A WIND chime containing a magical phallus believed to ward off evil energies has been discovered in the ruins of an ancient Roman house.
The magical phallus wind chime is also known as Tintinnabulum – it was designed to look strange to scare away evil spirits and the curse of the evil eye.
The tintinnabulum usually had wings and legs to make it look extra strange – along with chimes and bells to make noise and fight evil.
It was also common for the tintinnabulum to contain a “prominent phallus.”
The recently discovered magical phallic wind chime was found where an ancient Roman city called Viminacium, which is around 1,500 years old, once resided.
The area is now the Serbian town of Kostolac and is currently about 30 miles from Belgrade.
The artifact was discovered largely intact throughout its archaeological context.

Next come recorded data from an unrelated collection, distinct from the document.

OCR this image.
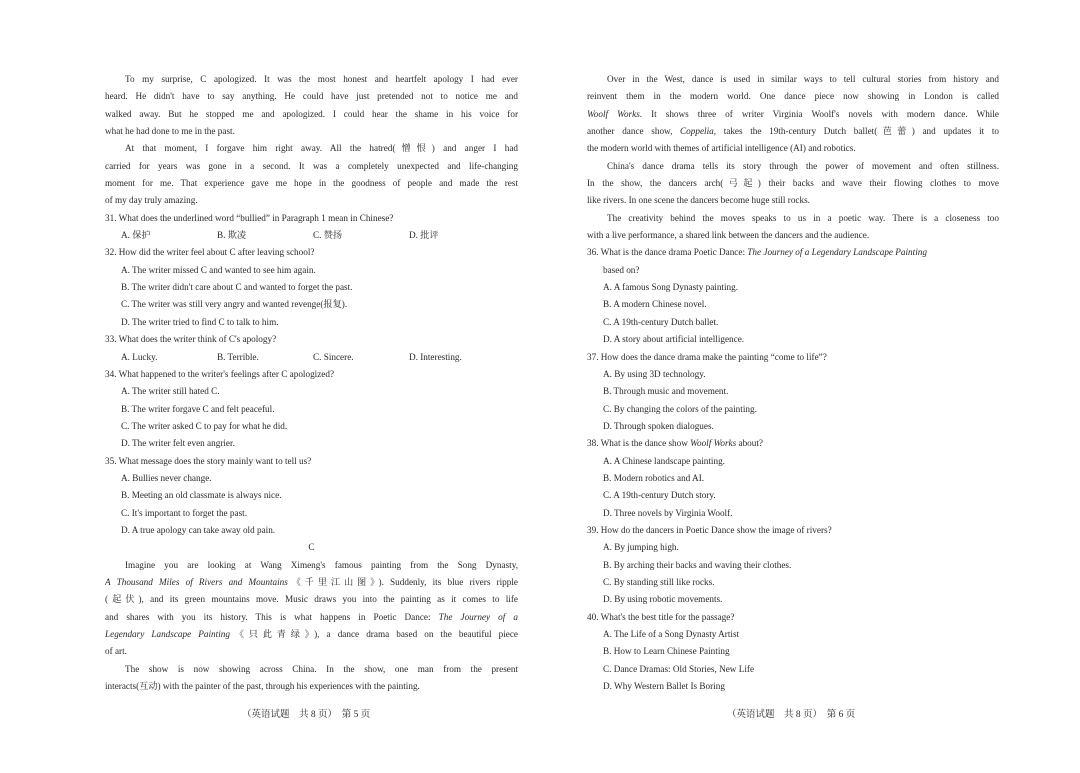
To my surprise, C apologized. It was the most honest and heartfelt apology I had ever
heard. He didn't have to say anything. He could have just pretended not to notice me and
walked away. But he stopped me and apologized. I could hear the shame in his voice for
what he had done to me in the past.
At that moment, I forgave him right away. All the hatred(憎恨) and anger I had
carried for years was gone in a second. It was a completely unexpected and life-changing
moment for me. That experience gave me hope in the goodness of people and made the rest
of my day truly amazing.
31. What does the underlined word “bullied” in Paragraph 1 mean in Chinese?
A. 保护	B. 欺凌	C. 赞扬	D. 批评
32. How did the writer feel about C after leaving school?
A. The writer missed C and wanted to see him again.
B. The writer didn't care about C and wanted to forget the past.
C. The writer was still very angry and wanted revenge(报复).
D. The writer tried to find C to talk to him.
33. What does the writer think of C's apology?
A. Lucky.	B. Terrible.	C. Sincere.	D. Interesting.
34. What happened to the writer's feelings after C apologized?
A. The writer still hated C.
B. The writer forgave C and felt peaceful.
C. The writer asked C to pay for what he did.
D. The writer felt even angrier.
35. What message does the story mainly want to tell us?
A. Bullies never change.
B. Meeting an old classmate is always nice.
C. It's important to forget the past.
D. A true apology can take away old pain.
C
Imagine you are looking at Wang Ximeng's famous painting from the Song Dynasty,
A Thousand Miles of Rivers and Mountains《千里江山图》). Suddenly, its blue rivers ripple
(起伏), and its green mountains move. Music draws you into the painting as it comes to life
and shares with you its history. This is what happens in Poetic Dance: The Journey of a
Legendary Landscape Painting《只此青绿》), a dance drama based on the beautiful piece
of art.
The show is now showing across China. In the show, one man from the present
interacts(互动) with the painter of the past, through his experiences with the painting.
Over in the West, dance is used in similar ways to tell cultural stories from history and
reinvent them in the modern world. One dance piece now showing in London is called
Woolf Works. It shows three of writer Virginia Woolf's novels with modern dance. While
another dance show, Coppelia, takes the 19th-century Dutch ballet(芭蕾) and updates it to
the modern world with themes of artificial intelligence (AI) and robotics.
China's dance drama tells its story through the power of movement and often stillness.
In the show, the dancers arch(弓起) their backs and wave their flowing clothes to move
like rivers. In one scene the dancers become huge still rocks.
The creativity behind the moves speaks to us in a poetic way. There is a closeness too
with a live performance, a shared link between the dancers and the audience.
36. What is the dance drama Poetic Dance: The Journey of a Legendary Landscape Painting
based on?
A. A famous Song Dynasty painting.
B. A modern Chinese novel.
C. A 19th-century Dutch ballet.
D. A story about artificial intelligence.
37. How does the dance drama make the painting “come to life”?
A. By using 3D technology.
B. Through music and movement.
C. By changing the colors of the painting.
D. Through spoken dialogues.
38. What is the dance show Woolf Works about?
A. A Chinese landscape painting.
B. Modern robotics and AI.
C. A 19th-century Dutch story.
D. Three novels by Virginia Woolf.
39. How do the dancers in Poetic Dance show the image of rivers?
A. By jumping high.
B. By arching their backs and waving their clothes.
C. By standing still like rocks.
D. By using robotic movements.
40. What's the best title for the passage?
A. The Life of a Song Dynasty Artist
B. How to Learn Chinese Painting
C. Dance Dramas: Old Stories, New Life
D. Why Western Ballet Is Boring
（英语试题　共 8 页）　第 5 页	（英语试题　共 8 页）　第 6 页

Ilija Danković, an archaeologist at the Institute of Archeology in Belgrade, found the artifact, per Serbian language website Sve o arheologiji.
“When we started uncovering, we immediately knew what we had discovered,” Danković said in the statement.
Danković explained that the magical phallus was one of the first items unearthed at the Viminacium site.
It was found on the porch of an old house in one of the main streets of the ancient Roman city.
“Explorations of the civilian settlement (city) of Viminacium have just begun, along with the first significant discovery,” Danković said.
“During the excavation of one of the main streets of the city, the gate of one of the buildings was discovered.
“It was determined that the building was destroyed by fire, in which the veranda collapsed and fell to the ground, and an object known in scientific circles as Tintinnabulum was discovered in the rubble.”
It was found that the magical phalluses used in this culture at that time were not only subject to erotic symbolism.
They were revered as a symbol of good fortune and good fortune, which was believed to actually help keep evil spirits away.
“It was a good luck charm and an effective weapon to combat the evil eye,” Danković said.
“This is why phalluses can be seen everywhere in the Roman world, from wine cups to amulets worn by children.”